Ainda cadete, em 1958, Lamarca engravida a própria irmã de criação e os dois casam-se, secretamente (cadetes não podem ser casados), no ano seguinte, indo morar no Campo do Santana (Centro – RJ). No dia 5 de maio de 1960, nasce César Lamarca, primeiro filho do casal. Nesse mesmo ano, Lamarca sai Aspirante, classificado em 46º lugar numa turma de 57 cadetes, e vai servir em Osasco (SP), no 4º Regimento de Infantaria em Quitaúna. No livro “Iara Iavelberg: uma vida de engajamento político-cultural, de Hélio Daniel Cordeiro, há o relato de que Maria Pavan sofria de uma misteriosa doença nos rins que consumia todo o salário do marido. Entretanto, além de estar viva até hoje, ela engravidou no início de 1962, antes de Lamarca partir, já como Segundo Tenente, para o Oriente Médio, em missão junto às forças da ONU, na ocupação do canal de Suez, de onde só retornaria, no ano seguinte, já depois do nascimento da criança – Cláudia Lamarca – em outubro de 1962.

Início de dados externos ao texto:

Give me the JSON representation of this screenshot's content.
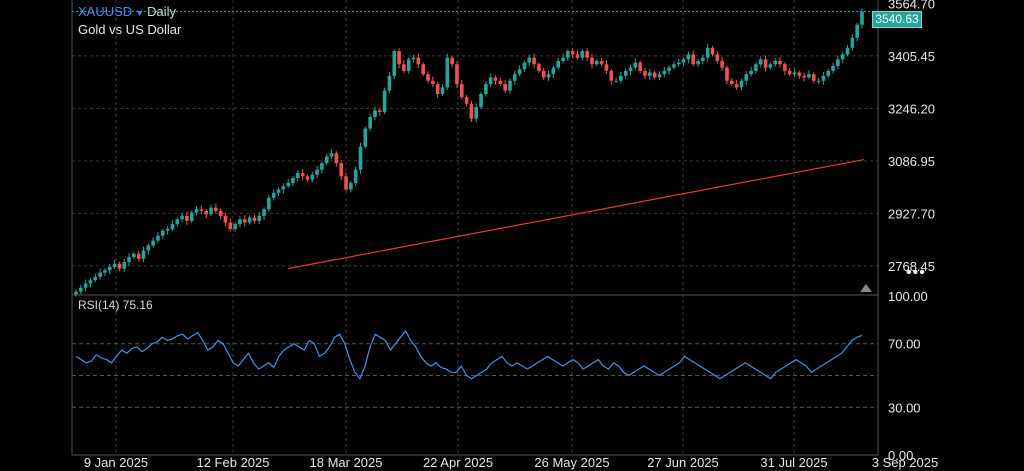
{
  "header": {
    "symbol": "XAUUSD",
    "timeframe": "Daily",
    "subtitle": "Gold vs US Dollar"
  },
  "price_badge": "3540.63",
  "rsi_label": "RSI(14) 75.16",
  "more_menu": "•••",
  "colors": {
    "up": "#26a69a",
    "down": "#ef5350",
    "ma": "#e53935",
    "rsi": "#4a90e2",
    "grid": "#3a3a3a"
  },
  "chart_data": [
    {
      "type": "candlestick",
      "title": "XAUUSD",
      "ylim": [
        2680,
        3575
      ],
      "y_ticks": [
        "3564.70",
        "3405.45",
        "3246.20",
        "3086.95",
        "2927.70",
        "2768.45"
      ],
      "x_ticks": [
        "9 Jan 2025",
        "12 Feb 2025",
        "18 Mar 2025",
        "22 Apr 2025",
        "26 May 2025",
        "27 Jun 2025",
        "31 Jul 2025",
        "3 Sep 2025"
      ],
      "last_price": 3540.63,
      "series": [
        {
          "kind": "close",
          "values": [
            2690,
            2702,
            2715,
            2725,
            2735,
            2748,
            2755,
            2765,
            2775,
            2760,
            2780,
            2795,
            2805,
            2790,
            2815,
            2830,
            2845,
            2860,
            2875,
            2880,
            2895,
            2910,
            2920,
            2905,
            2930,
            2940,
            2935,
            2925,
            2945,
            2935,
            2920,
            2900,
            2880,
            2895,
            2910,
            2900,
            2915,
            2905,
            2920,
            2940,
            2975,
            2990,
            3000,
            3010,
            3020,
            3035,
            3050,
            3040,
            3030,
            3045,
            3060,
            3080,
            3100,
            3110,
            3080,
            3040,
            3000,
            3020,
            3060,
            3130,
            3185,
            3220,
            3240,
            3235,
            3300,
            3345,
            3420,
            3380,
            3360,
            3395,
            3400,
            3380,
            3350,
            3330,
            3320,
            3290,
            3310,
            3400,
            3380,
            3320,
            3280,
            3260,
            3215,
            3250,
            3290,
            3320,
            3340,
            3330,
            3320,
            3300,
            3330,
            3350,
            3365,
            3385,
            3400,
            3380,
            3360,
            3340,
            3350,
            3370,
            3390,
            3400,
            3420,
            3410,
            3400,
            3420,
            3400,
            3380,
            3390,
            3380,
            3360,
            3330,
            3330,
            3345,
            3360,
            3370,
            3385,
            3360,
            3345,
            3355,
            3340,
            3350,
            3360,
            3370,
            3380,
            3385,
            3395,
            3410,
            3380,
            3390,
            3400,
            3430,
            3410,
            3390,
            3370,
            3330,
            3320,
            3310,
            3330,
            3350,
            3360,
            3380,
            3395,
            3370,
            3380,
            3390,
            3380,
            3360,
            3350,
            3355,
            3345,
            3340,
            3350,
            3330,
            3330,
            3345,
            3360,
            3375,
            3395,
            3410,
            3430,
            3460,
            3500,
            3540
          ]
        },
        {
          "kind": "moving_average",
          "values_start_end": [
            2760,
            3091
          ]
        }
      ]
    },
    {
      "type": "line",
      "title": "RSI(14)",
      "ylim": [
        0,
        100
      ],
      "y_ticks": [
        "100.00",
        "70.00",
        "30.00",
        "0.00"
      ],
      "reference_lines": [
        70,
        50,
        30
      ],
      "series": [
        {
          "name": "RSI(14)",
          "values": [
            62,
            60,
            58,
            59,
            63,
            61,
            60,
            58,
            62,
            66,
            64,
            67,
            68,
            65,
            67,
            70,
            71,
            74,
            72,
            73,
            75,
            76,
            73,
            75,
            77,
            72,
            66,
            68,
            72,
            70,
            64,
            58,
            56,
            60,
            64,
            58,
            54,
            56,
            58,
            55,
            62,
            66,
            68,
            70,
            68,
            66,
            72,
            70,
            62,
            64,
            68,
            74,
            76,
            70,
            60,
            52,
            48,
            56,
            68,
            76,
            74,
            72,
            66,
            70,
            74,
            78,
            72,
            68,
            62,
            58,
            56,
            58,
            55,
            54,
            52,
            52,
            56,
            50,
            48,
            50,
            52,
            54,
            58,
            60,
            62,
            58,
            56,
            58,
            56,
            54,
            56,
            58,
            60,
            62,
            60,
            58,
            56,
            58,
            60,
            58,
            54,
            56,
            58,
            60,
            56,
            54,
            58,
            56,
            52,
            50,
            52,
            54,
            56,
            54,
            52,
            50,
            52,
            54,
            56,
            58,
            62,
            60,
            58,
            56,
            54,
            52,
            50,
            48,
            50,
            52,
            54,
            56,
            58,
            56,
            54,
            52,
            50,
            48,
            52,
            54,
            56,
            58,
            60,
            58,
            56,
            52,
            54,
            56,
            58,
            60,
            62,
            64,
            68,
            72,
            74,
            75.16
          ]
        }
      ]
    }
  ]
}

No contra-golpe de 31 de março de 1964, o Tenente Lamarca estava servindo na 6ª Cia PE, em Porto Alegre. Na época, ele já transitava com desenvoltura pelas esquerdas. Não foi por outro motivo que, na noite de um sábado de dezembro daquele ano, como oficial-de-dia, facilitou, deliberadamente, a fuga do Capitão da Aeronáutica Alfredo Ribeiro Daudt, que estava preso por subversão. Embora o inquérito aberto para apurar o caso não tenha chegado a conclusões definitivas, Lamarca foi movimentado, em dezembro de 1965, para o 4º RI, em Quitaúna (RJ) -seu antigo quartel. Lá reencontra velhos amigos, como o cabo José Mariane e o sargento Darcy Rodrigues, todos eles militantes de esquerda.

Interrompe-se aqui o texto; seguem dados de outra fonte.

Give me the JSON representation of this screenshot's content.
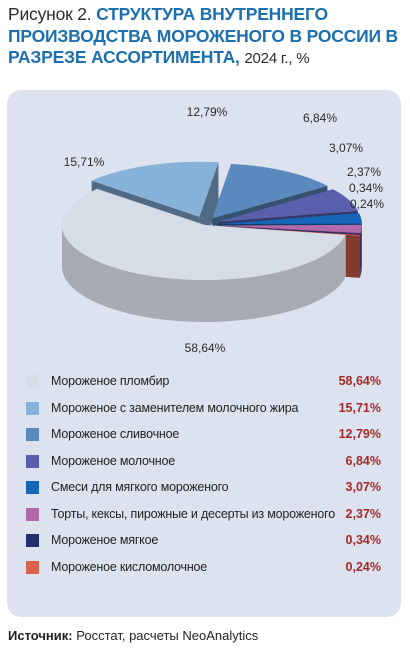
{
  "title": {
    "prefix": "Рисунок 2.",
    "main": "СТРУКТУРА ВНУТРЕННЕГО ПРОИЗВОДСТВА МОРОЖЕНОГО В РОССИИ В РАЗРЕЗЕ АССОРТИМЕНТА,",
    "unit": "2024 г., %"
  },
  "chart_data": {
    "type": "pie",
    "style": "3d-exploded",
    "categories": [
      "Мороженое пломбир",
      "Мороженое с заменителем молочного жира",
      "Мороженое сливочное",
      "Мороженое молочное",
      "Смеси для мягкого мороженого",
      "Торты, кексы, пирожные и десерты из мороженого",
      "Мороженое мягкое",
      "Мороженое кисломолочное"
    ],
    "values": [
      58.64,
      15.71,
      12.79,
      6.84,
      3.07,
      2.37,
      0.34,
      0.24
    ],
    "value_labels": [
      "58,64%",
      "15,71%",
      "12,79%",
      "6,84%",
      "3,07%",
      "2,37%",
      "0,34%",
      "0,24%"
    ],
    "colors": [
      "#d6dde7",
      "#86b2da",
      "#5a89bd",
      "#5a5fab",
      "#1565b8",
      "#b06aac",
      "#22306e",
      "#d8624d"
    ],
    "legend_position": "bottom"
  },
  "legend": [
    {
      "label": "Мороженое пломбир",
      "value": "58,64%",
      "color": "#d6dde7"
    },
    {
      "label": "Мороженое с заменителем молочного жира",
      "value": "15,71%",
      "color": "#86b2da"
    },
    {
      "label": "Мороженое сливочное",
      "value": "12,79%",
      "color": "#5a89bd"
    },
    {
      "label": "Мороженое молочное",
      "value": "6,84%",
      "color": "#5a5fab"
    },
    {
      "label": "Смеси для мягкого мороженого",
      "value": "3,07%",
      "color": "#1565b8"
    },
    {
      "label": "Торты, кексы, пирожные и десерты из мороженого",
      "value": "2,37%",
      "color": "#b06aac"
    },
    {
      "label": "Мороженое мягкое",
      "value": "0,34%",
      "color": "#22306e"
    },
    {
      "label": "Мороженое кисломолочное",
      "value": "0,24%",
      "color": "#d8624d"
    }
  ],
  "source": {
    "label": "Источник:",
    "text": "Росстат, расчеты NeoAnalytics"
  }
}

Carlos Lamarca é promovido a Capitão em agosto de 1967 - ano em que retoma os estudos sobre marxismo e em que a idéia de guerrilha se consolida em seus planos. Em dezembro de 1968, depois de estabelecer conversações com a Ação Libertadora Nacional (ALN) e com o Partido Comunista do Brasil (PCdoB), Lamarca, juntamente com o sargento Darcy, ingressa na Vanguarda Popular Revolucionária (VPR) e, de imediato, cria uma célula clandestina da VPR dentro do quartel. Na época, Lamarca era o instrutor de tiro da Unidade, apesar de nunca ter conseguido, com revólver calibre .38, média maior do que 78 no tiro de precisão. O sargento Darcy desviava do quartel munição e granadas, falsificando documentos sobre o gasto nos treinamentos. Conseguiu desviar 2 mil tiros para municiar os 9 FAL que haviam sido roubados pela VPR, em 22 de junho de 1968, no assalto ao Hospital Geral de São Paulo, no Cambuci.

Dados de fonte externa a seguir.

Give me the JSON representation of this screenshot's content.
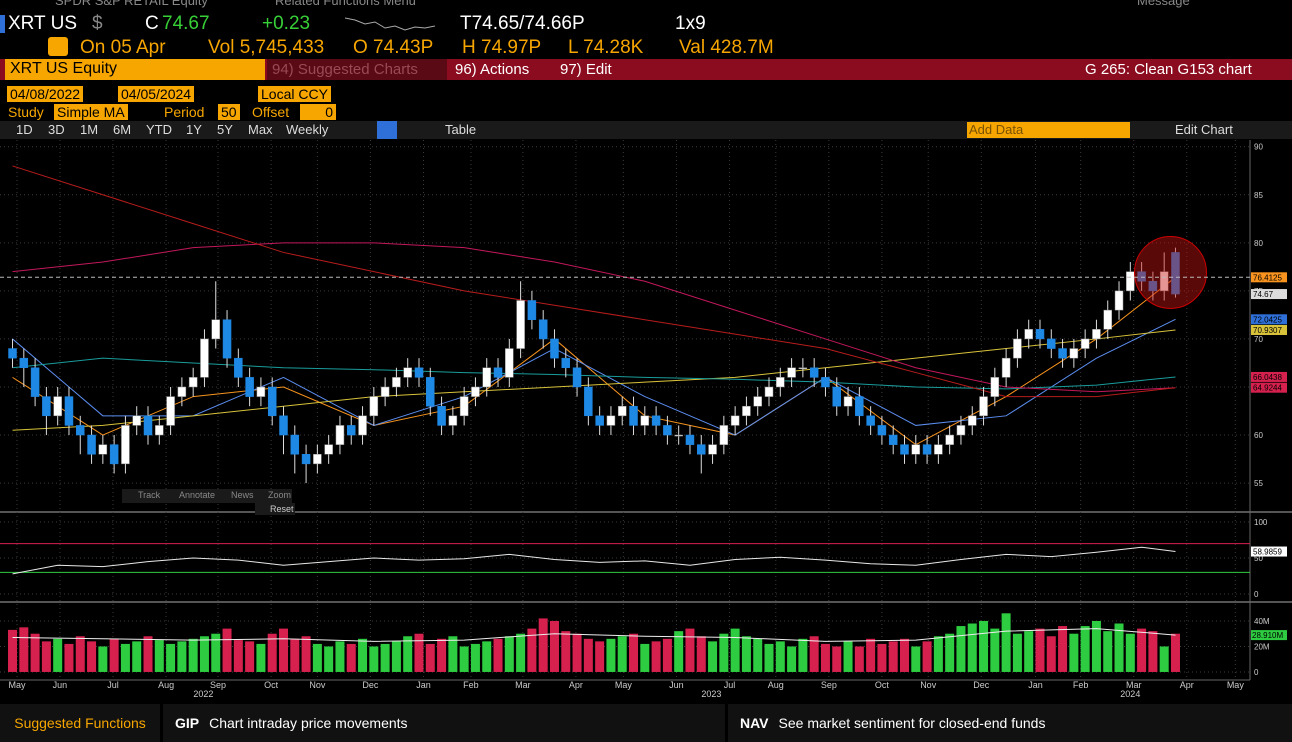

Convencidos de que a guerrilha no campo seria uma possibilidade concreta se conseguissem mais armas, Lamarca e Darcy (e Mariane, também da VPR) resolveram rouba-las do quartel. O planejamento da ação, marcada para os dias 25 e 26 de janeiro de 1969, foi intenso e meticuloso, prevista para ser realizada nos dias, inclusive com a especificação detalhada de quem deveria matar quem. Entretanto, a prisão de quatro militantes da VPR e a descoberta, em Itapecerica da Serra, do caminhão que estava sendo pintado com as cores do Exército, para fim de facilitar o roubo do armamento, determinaram a antecipação do assalto, que acabou acontecendo no dia 24 de janeiro. Naquele dia, Lamarca entra com sua própria Kombi no quartel e retira 63 fuzis FAL, três metralhadoras INA, uma pistola .45 e farta munição. Com 31 anos, Carlos Lamarca desertava do Exército e ingressava na clandestinidade.
Dali, dirigiu-se para a casa de Onofre Pinto, a fim de despedir-se de sua esposa, Maria Pavan, e do casal de filhos que, naquela mesma noite, embarcaram para Cuba, via Roma, junto com a família de Darcy Rodrigues. A esposa e os filhos de Lamarca viveram na Cuba de Fidel por quase 11 anos, de onde só retornaram, em 1979, depois da Anistia. Na verdade, o filho, César Lamarca viria a ser tenente do exército cubano.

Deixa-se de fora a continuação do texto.